HSBC Holdings PLC Chairman Stephen Green said its U.S. business is "going better than expected," after loan charges at Europe's largest lender increased more slowly than expected in the first half.
On Monday the company reported a pretax loss of $3.7 billion from North American operations, compared with a loss of $2.89 billion a year earlier.
HSBC set aside $13.9 billion to cover bad loans, less than the $15.3 billion median estimate among analysts surveyed by Bloomberg News.
"I can't tell you what's happening with impairments, but it's going better than we expected and analysts expected," Green said in an interview Tuesday. "And the rundown is going well."
In Europe, pretax profit fell to $2.98 billion from $5.2 billion. Profit from Hong Kong declined to $2.5 billion from $3.07 billion, while earnings from the rest of Asia dropped to $2.02 billion from $2.6 billion.

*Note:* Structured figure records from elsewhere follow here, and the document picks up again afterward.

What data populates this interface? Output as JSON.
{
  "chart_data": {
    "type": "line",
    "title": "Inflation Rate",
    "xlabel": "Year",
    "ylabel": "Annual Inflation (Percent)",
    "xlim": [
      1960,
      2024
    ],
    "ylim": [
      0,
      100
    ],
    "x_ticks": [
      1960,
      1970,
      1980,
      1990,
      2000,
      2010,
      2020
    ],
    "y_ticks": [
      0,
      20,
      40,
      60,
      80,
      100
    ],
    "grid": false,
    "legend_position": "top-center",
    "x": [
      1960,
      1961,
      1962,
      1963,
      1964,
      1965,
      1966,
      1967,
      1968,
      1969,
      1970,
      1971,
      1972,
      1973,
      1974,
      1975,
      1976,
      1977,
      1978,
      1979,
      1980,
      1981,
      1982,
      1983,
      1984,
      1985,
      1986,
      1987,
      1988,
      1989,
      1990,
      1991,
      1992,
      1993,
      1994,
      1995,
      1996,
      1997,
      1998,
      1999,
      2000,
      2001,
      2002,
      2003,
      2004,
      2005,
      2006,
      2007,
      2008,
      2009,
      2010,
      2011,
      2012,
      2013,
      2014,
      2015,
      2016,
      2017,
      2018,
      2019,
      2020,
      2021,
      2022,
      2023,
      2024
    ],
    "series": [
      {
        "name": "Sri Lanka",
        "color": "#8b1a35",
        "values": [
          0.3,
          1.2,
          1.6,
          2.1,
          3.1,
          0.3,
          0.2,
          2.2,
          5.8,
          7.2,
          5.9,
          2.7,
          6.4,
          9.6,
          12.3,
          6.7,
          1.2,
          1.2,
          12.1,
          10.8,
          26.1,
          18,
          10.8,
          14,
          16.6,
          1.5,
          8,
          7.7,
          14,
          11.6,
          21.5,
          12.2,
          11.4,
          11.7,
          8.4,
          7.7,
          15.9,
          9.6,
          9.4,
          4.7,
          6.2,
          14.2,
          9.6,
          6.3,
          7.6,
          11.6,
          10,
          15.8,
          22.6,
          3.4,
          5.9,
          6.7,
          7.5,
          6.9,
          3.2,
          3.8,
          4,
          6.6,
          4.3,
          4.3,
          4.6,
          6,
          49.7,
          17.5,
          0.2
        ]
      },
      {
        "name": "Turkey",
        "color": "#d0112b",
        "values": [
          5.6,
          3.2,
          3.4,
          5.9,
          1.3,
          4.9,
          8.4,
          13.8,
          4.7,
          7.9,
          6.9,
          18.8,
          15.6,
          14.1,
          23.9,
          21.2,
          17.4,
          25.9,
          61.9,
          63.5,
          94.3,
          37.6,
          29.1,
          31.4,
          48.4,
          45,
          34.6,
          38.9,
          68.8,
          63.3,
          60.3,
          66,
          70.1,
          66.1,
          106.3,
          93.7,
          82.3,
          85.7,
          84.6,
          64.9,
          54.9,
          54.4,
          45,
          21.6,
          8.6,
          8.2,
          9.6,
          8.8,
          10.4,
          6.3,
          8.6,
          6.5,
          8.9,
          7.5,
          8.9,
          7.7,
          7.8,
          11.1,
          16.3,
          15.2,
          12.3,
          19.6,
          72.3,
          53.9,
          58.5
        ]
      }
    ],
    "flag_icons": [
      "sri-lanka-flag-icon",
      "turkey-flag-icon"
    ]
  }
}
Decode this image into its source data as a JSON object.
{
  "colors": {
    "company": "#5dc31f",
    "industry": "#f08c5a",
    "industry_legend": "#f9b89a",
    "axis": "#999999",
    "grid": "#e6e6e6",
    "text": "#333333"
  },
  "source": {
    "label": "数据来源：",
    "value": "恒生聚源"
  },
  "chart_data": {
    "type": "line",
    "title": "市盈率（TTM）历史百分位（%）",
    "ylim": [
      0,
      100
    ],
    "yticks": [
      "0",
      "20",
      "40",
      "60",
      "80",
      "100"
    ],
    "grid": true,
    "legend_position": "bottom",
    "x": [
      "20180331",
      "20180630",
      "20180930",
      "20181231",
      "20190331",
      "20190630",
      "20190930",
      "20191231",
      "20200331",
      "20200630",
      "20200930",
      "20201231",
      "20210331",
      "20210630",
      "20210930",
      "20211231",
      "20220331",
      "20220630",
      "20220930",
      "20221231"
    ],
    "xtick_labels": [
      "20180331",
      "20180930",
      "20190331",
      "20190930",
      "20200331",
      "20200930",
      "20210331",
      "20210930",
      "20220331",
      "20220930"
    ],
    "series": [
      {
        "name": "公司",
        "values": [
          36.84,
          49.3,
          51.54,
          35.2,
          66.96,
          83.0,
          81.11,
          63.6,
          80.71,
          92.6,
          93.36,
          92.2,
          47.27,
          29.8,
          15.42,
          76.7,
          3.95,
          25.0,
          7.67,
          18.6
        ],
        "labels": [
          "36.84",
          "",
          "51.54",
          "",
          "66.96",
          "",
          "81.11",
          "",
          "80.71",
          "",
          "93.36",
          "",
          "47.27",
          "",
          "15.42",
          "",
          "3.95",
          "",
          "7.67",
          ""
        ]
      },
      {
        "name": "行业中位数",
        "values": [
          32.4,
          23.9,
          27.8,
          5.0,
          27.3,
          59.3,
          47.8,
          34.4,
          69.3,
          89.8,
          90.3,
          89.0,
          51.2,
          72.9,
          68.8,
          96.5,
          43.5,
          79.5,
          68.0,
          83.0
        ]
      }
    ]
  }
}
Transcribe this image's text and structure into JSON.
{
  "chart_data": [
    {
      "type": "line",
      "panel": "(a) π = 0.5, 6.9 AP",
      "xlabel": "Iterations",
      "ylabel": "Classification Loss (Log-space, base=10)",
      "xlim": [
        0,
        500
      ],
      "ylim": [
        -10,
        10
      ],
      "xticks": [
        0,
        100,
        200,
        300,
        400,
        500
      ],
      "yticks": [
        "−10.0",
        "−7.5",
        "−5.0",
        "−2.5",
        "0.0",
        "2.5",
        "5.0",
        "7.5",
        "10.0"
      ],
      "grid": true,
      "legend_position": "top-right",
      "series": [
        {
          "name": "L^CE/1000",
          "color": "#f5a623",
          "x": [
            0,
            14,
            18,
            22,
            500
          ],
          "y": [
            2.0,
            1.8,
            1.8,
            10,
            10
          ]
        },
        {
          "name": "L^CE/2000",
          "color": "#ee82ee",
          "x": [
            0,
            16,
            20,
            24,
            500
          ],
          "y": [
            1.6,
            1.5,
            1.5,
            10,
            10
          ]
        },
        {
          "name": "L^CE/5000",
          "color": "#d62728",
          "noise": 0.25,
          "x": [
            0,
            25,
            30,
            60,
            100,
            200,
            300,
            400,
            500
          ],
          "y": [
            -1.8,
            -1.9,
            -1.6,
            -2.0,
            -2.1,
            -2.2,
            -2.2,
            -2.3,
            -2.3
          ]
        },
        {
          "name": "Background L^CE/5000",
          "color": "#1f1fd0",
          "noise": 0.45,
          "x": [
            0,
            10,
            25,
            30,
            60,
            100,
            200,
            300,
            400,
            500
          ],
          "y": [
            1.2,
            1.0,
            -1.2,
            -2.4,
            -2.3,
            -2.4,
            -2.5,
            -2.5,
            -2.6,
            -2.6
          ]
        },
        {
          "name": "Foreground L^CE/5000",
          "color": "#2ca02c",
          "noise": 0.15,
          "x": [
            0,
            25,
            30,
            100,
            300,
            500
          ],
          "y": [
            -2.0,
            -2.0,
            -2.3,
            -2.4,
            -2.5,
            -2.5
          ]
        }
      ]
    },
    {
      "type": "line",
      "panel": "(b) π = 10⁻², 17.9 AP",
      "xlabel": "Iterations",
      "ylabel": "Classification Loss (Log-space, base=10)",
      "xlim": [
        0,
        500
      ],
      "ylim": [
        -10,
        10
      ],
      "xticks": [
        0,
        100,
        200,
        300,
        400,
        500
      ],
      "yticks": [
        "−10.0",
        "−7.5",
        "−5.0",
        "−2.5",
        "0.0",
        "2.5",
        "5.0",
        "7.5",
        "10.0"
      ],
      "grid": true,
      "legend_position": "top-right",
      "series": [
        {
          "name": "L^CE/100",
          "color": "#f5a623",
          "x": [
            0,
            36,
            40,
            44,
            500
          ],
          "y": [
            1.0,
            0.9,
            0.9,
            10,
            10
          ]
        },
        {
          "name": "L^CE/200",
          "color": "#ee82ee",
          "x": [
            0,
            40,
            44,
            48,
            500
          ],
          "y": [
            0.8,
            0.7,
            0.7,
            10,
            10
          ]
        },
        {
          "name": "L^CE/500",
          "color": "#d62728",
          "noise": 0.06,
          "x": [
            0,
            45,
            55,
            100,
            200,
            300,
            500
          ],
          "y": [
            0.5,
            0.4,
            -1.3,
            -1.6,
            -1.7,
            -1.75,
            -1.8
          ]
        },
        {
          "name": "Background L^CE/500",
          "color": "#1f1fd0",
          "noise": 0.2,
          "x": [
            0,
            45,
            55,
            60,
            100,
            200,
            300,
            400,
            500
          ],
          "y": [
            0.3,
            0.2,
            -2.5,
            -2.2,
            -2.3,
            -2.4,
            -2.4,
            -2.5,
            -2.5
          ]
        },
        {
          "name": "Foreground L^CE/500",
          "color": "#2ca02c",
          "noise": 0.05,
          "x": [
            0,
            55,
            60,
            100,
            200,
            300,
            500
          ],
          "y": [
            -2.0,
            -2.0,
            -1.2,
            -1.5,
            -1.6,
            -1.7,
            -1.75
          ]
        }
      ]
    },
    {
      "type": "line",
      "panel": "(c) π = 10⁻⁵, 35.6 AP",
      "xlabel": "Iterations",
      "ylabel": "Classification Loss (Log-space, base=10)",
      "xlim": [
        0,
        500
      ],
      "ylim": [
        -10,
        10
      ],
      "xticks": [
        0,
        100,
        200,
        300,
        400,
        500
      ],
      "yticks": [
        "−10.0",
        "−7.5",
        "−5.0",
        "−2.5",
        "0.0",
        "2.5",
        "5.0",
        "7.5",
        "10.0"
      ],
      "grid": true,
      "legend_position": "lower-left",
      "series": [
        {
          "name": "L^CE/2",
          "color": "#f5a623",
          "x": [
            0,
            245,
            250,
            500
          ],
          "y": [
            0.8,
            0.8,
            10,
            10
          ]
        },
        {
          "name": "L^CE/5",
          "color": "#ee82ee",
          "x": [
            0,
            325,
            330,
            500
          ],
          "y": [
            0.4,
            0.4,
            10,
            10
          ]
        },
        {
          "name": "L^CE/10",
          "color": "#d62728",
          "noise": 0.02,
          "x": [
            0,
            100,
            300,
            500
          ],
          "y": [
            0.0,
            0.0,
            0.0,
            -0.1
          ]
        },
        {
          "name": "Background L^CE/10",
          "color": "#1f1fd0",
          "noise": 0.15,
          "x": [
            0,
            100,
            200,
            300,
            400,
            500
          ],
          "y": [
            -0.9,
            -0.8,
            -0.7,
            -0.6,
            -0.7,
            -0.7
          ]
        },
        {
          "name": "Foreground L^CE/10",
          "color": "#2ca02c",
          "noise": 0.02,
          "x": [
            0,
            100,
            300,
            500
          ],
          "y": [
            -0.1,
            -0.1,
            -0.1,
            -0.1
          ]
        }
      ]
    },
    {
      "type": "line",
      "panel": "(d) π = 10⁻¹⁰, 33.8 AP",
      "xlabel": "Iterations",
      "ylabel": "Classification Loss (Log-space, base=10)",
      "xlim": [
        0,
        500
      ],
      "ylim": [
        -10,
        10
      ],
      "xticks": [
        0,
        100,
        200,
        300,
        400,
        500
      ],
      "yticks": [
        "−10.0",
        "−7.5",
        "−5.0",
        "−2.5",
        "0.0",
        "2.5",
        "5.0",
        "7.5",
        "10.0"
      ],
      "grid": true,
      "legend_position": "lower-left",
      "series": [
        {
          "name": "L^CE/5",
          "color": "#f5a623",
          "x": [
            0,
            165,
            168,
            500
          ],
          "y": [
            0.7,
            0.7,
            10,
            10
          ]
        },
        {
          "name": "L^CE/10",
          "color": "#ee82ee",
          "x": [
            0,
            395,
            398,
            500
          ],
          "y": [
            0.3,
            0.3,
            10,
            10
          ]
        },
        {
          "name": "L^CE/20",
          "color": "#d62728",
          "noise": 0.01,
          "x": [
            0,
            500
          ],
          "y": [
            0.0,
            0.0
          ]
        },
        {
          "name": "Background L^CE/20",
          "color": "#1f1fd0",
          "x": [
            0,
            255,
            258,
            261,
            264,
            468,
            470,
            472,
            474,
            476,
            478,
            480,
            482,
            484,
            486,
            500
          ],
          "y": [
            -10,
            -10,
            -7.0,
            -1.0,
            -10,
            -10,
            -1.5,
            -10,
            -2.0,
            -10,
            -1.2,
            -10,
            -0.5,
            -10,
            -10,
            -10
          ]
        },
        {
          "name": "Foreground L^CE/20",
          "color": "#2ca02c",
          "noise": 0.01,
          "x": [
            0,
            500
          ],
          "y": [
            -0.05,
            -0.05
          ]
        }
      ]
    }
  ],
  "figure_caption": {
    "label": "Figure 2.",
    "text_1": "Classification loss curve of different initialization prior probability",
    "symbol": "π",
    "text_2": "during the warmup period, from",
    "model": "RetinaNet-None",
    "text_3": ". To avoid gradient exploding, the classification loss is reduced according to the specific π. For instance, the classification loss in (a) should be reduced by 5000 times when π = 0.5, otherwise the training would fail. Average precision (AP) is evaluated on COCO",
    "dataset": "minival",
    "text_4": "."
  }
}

Green said Tuesday that emerging markets will continue to outgrow the U.S. and Europe "for the next generation" and that HSBC is "well positioned" to take advantage of the shift.
Though HSBC's deposit base in China puts pressure on net interest margins as interest rates fall, it will benefit once borrowing costs start rising again, said Sandy Flockhart, HSBC's chief executive for the Asia-Pacific region, in a separate interview Tuesday.